I spent the last few months with friends volunteering on a farm located about 7 miles west of the remote town of Hana on the island Maui.  For perspective, while offering undeniably spectacular views, Kaoli is approximately 2 hours from the nearest grocery and hardware stores, accumulates roughly 400 inches in annual rainfall, and we lived under a tarp. Open tent camping in a lush rainforest overlooking the south pacific sounded rustic to all of us, but challenges presented themselves immediately upon arrival.  After a sleepless first night battling mobile little critters, the roar of intermittent rain bursts and the sounds of creatures lurking in the background, fixing our living quarters became job number one.  We had to turn our bug infested sauna of a rain shelter into something passable for daily living if we had any hope of lasting a week.

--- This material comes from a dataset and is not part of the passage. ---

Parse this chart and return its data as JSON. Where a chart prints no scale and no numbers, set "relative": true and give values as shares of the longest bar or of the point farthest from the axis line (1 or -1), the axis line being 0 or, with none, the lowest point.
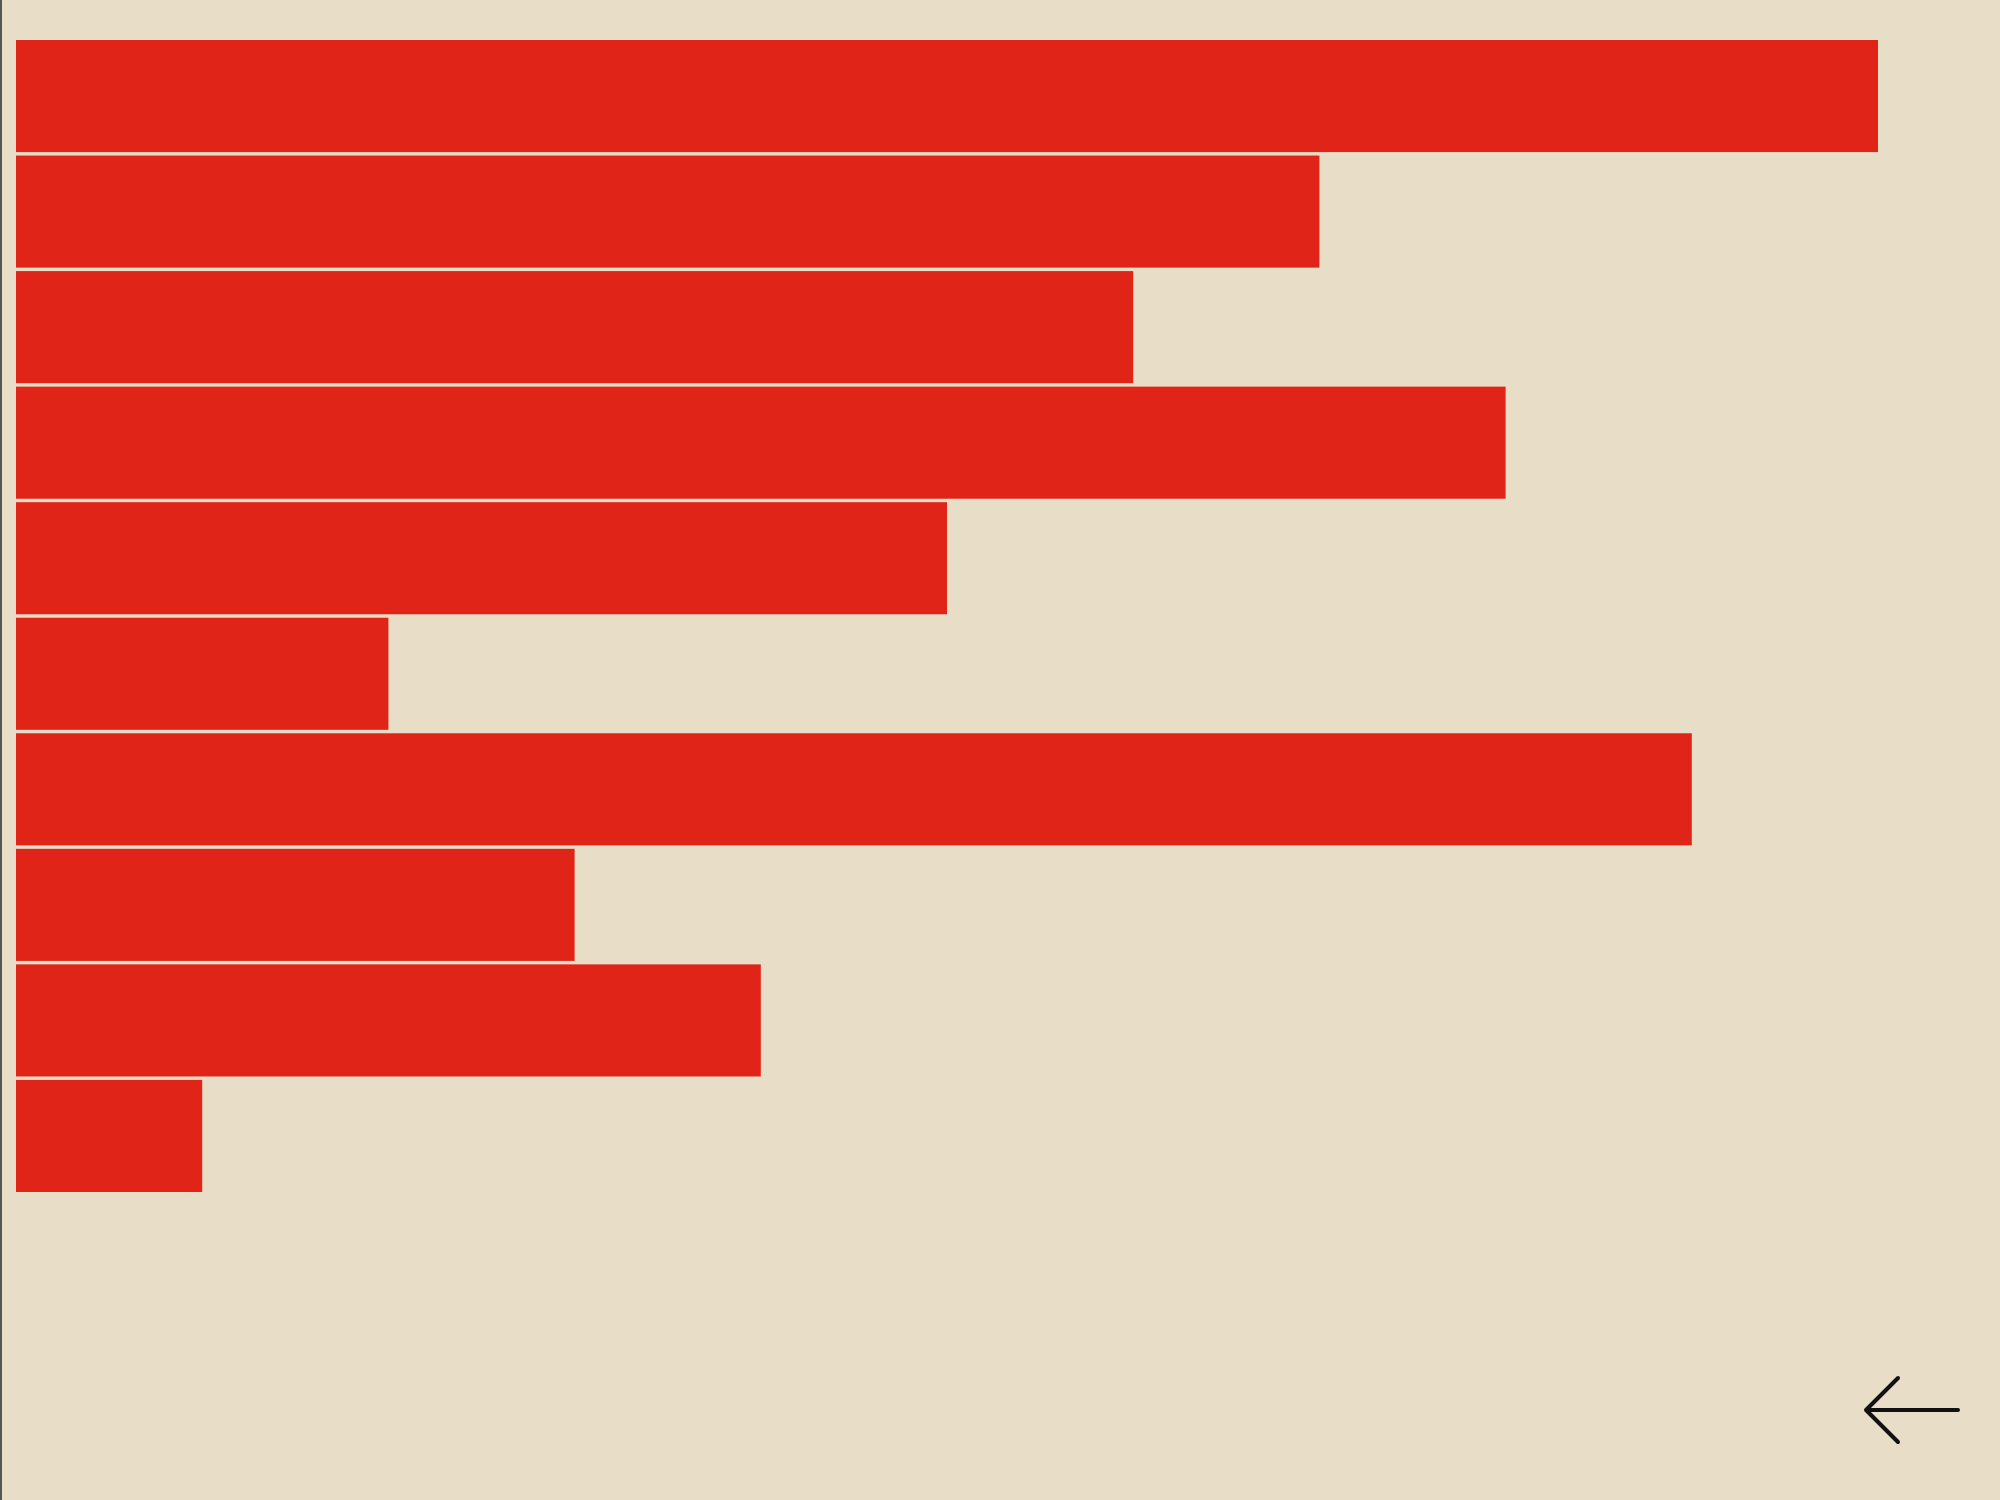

The list of projects seemed infinite, so we focused on Maslow’s most basic needs, including food, shelter, water and sleep.  The first task was combatting the bugs, as we emerged from our sleeping quarters covered in what looked like early stages of smallpox, courtesy of some opportunistic mosquitos.  As we compared battle wounds our host informed us that bug nets were a week out at best. We improvised and focused on generating as much air flow as possible through the tent.  We grabbed machetes and hand saws and attacked the inkberry, hoe bush, and mango trees blocking the strong east-facing “Kona” winds that swept across the property.  We used the newly harvested wood to construct a platform to get our sleeping bags off the jungle floor and created shelves for our belongings and built a functional, beautiful table.  The next step was eliminating the ape plant (wild terro) surrounding the tent which generated many puddles of stagnant water birthing millions of mosquitoes.

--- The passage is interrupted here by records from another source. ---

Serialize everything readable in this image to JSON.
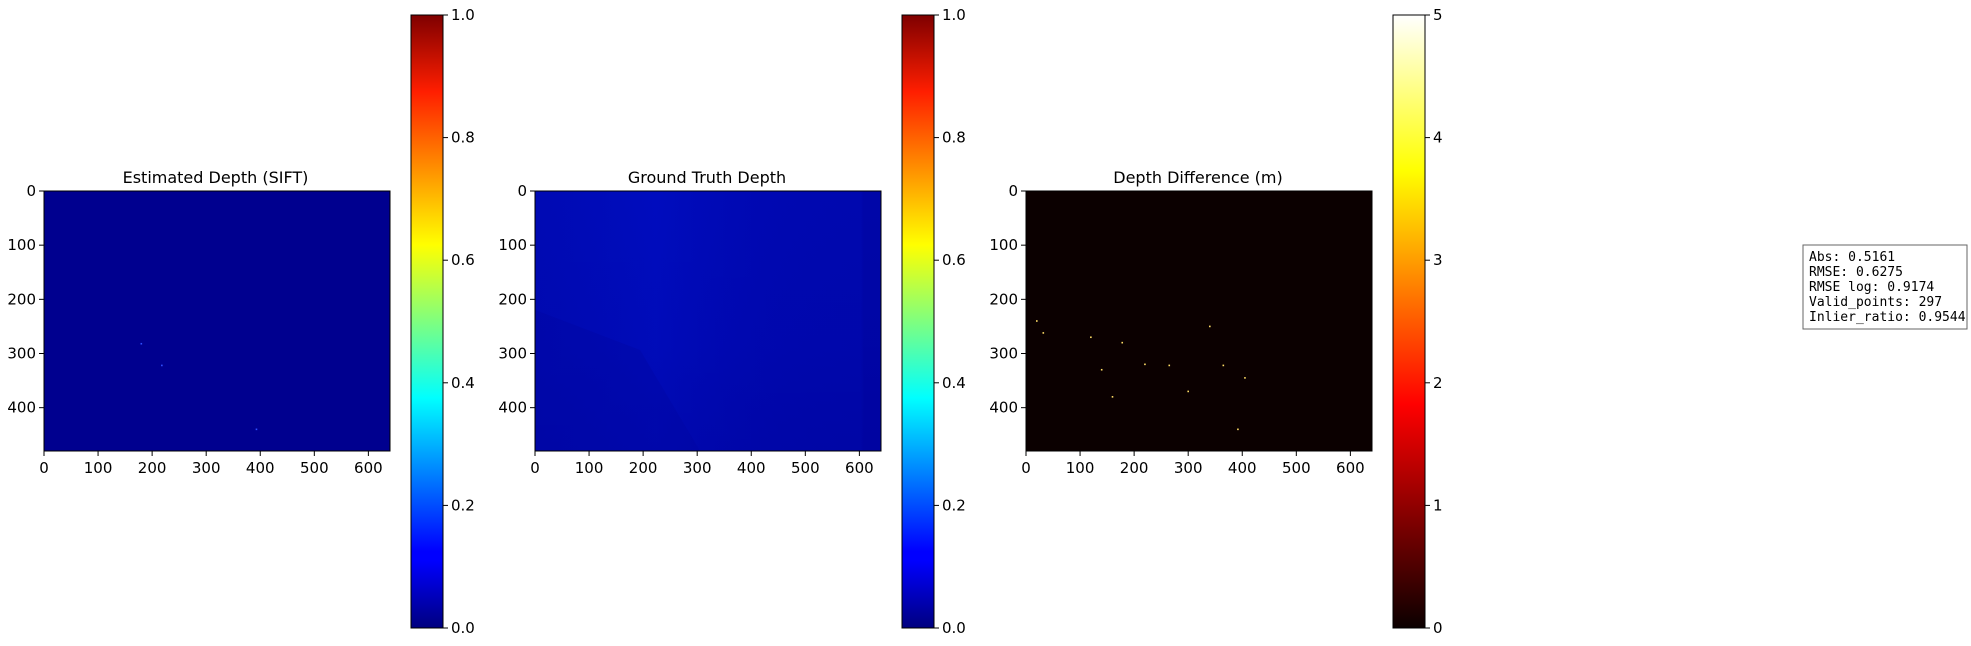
{
  "chart_data": [
    {
      "type": "heatmap",
      "title": "Estimated Depth (SIFT)",
      "xlim": [
        0,
        640
      ],
      "ylim": [
        480,
        0
      ],
      "x_ticks": [
        0,
        100,
        200,
        300,
        400,
        500,
        600
      ],
      "y_ticks": [
        0,
        100,
        200,
        300,
        400
      ],
      "cmap": "jet",
      "base_color": "#00008f",
      "sparse_points": [
        [
          180,
          282
        ],
        [
          218,
          322
        ],
        [
          393,
          440
        ]
      ],
      "colorbar": {
        "min": 0.0,
        "max": 1.0,
        "cmap": "jet",
        "ticks": [
          "0.0",
          "0.2",
          "0.4",
          "0.6",
          "0.8",
          "1.0"
        ]
      }
    },
    {
      "type": "heatmap",
      "title": "Ground Truth Depth",
      "xlim": [
        0,
        640
      ],
      "ylim": [
        480,
        0
      ],
      "x_ticks": [
        0,
        100,
        200,
        300,
        400,
        500,
        600
      ],
      "y_ticks": [
        0,
        100,
        200,
        300,
        400
      ],
      "cmap": "jet",
      "base_color": "#0008b0",
      "colorbar": {
        "min": 0.0,
        "max": 1.0,
        "cmap": "jet",
        "ticks": [
          "0.0",
          "0.2",
          "0.4",
          "0.6",
          "0.8",
          "1.0"
        ]
      }
    },
    {
      "type": "heatmap",
      "title": "Depth Difference (m)",
      "xlim": [
        0,
        640
      ],
      "ylim": [
        480,
        0
      ],
      "x_ticks": [
        0,
        100,
        200,
        300,
        400,
        500,
        600
      ],
      "y_ticks": [
        0,
        100,
        200,
        300,
        400
      ],
      "cmap": "hot",
      "base_color": "#0b0000",
      "sparse_points": [
        [
          20,
          240
        ],
        [
          32,
          262
        ],
        [
          120,
          270
        ],
        [
          178,
          280
        ],
        [
          220,
          320
        ],
        [
          265,
          322
        ],
        [
          300,
          370
        ],
        [
          365,
          322
        ],
        [
          392,
          440
        ],
        [
          405,
          345
        ],
        [
          340,
          250
        ],
        [
          140,
          330
        ],
        [
          160,
          380
        ]
      ],
      "colorbar": {
        "min": 0,
        "max": 5,
        "cmap": "hot",
        "ticks": [
          "0",
          "1",
          "2",
          "3",
          "4",
          "5"
        ]
      }
    }
  ],
  "metrics_box": {
    "lines": [
      "Abs: 0.5161",
      "RMSE: 0.6275",
      "RMSE log: 0.9174",
      "Valid_points: 297",
      "Inlier_ratio: 0.9544"
    ]
  }
}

The next challenge was finding more accessible water.  Bathing would have been nice after being covered in dirt and brush for eight hours each day, but avoiding severe dehydration was the bigger concern. Ninety degrees under a canopy of overgrowth was crushing us.  Our host had previously found a spring about a mile upstream of the property which he hoped to use to irrigate the farm eventually. By tripling the occupants on the farm connection to the water source became imperative.  We mapped out a plan, trudged up and down the mountainside for days, eventually hooking up 2,000 feet of pipe from the mouth of the spring to just above our tent. After battling water pressure issues we installed water tanks halfway up the hill, and before long we had fresh drinking water.  Days later we actually rigged up a shower system with lava rocks as flooring to avoid bamboo foot punctures and palm fronds tied to inkberry railings to obscure the view.

I don’t know if our efforts qualify for a “Home Improvement” episode, but necessity is the mother of invention and before we left we transformed our little slice of rainforest into a glorious one bedroom, half-bath palace, complete with closets, porch, dining room, surfboard and drying racks for our disgusting clothes.   That first night was horrendous, but by week three we were sleeping like babies after adapting to jungle living at its finest.